Car s’il est inepte, s’il est même très-dangereux pour l’esprit, de croire que Dieu délaisse quoi que ce soit, jamais, parmi les hommes eux-mêmes, on n’a fait à personne un crime de son impuissance, et le reproche de négligence est beaucoup moins grave que l’accusation de malice et de cruauté. Aussi la saine raison, qui ne renonce pas à la piété, est comme forcée de croire que les choses terrestres ne peuvent être dirigées par le ciel, ou que le ciel les néglige et les dédaigne, plutôt que de les conduire d’une manière propre à justifier toute plainte élevée contre Dieu.

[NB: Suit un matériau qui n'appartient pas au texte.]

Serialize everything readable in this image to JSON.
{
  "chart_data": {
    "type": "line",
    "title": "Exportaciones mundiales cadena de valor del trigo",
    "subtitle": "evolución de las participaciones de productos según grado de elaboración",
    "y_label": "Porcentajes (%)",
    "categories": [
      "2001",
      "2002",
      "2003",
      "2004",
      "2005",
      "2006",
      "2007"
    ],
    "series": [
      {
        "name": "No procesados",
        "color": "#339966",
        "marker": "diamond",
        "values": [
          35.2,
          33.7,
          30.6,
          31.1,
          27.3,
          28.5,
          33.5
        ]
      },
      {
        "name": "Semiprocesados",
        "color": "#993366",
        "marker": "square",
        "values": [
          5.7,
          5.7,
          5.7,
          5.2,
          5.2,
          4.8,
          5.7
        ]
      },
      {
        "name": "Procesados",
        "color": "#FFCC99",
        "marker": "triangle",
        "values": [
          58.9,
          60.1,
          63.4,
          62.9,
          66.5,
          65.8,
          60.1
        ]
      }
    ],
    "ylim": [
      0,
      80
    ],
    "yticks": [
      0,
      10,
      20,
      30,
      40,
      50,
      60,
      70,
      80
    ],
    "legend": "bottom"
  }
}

2. Mais où est l’esprit assez aveugle qui hésiterait de reporter à la puissance et à l’administration divine tout ce qu’il y a de rationnel dans le mouvement des corps qui échappent aux desseins et à la volonté de l’homme ? Il faudrait alors qu’on attribuât au hasard la conformation et la mesure si bien combinée et si ingénieuse des membres, même dans les plus petits animaux ; ou que l’effet dénié au hasard pût avoir d’autre cause que la raison ; ou même que, entraînés par de futiles et ridicules opinions, nous eussions la témérité de soustraire à la direction mystérieuse de la majesté suprême l’ordre que la nature uni-

  1. Voir hist. de S. Aug., chap. IV ; et Rétr. liv. i, chap. 3.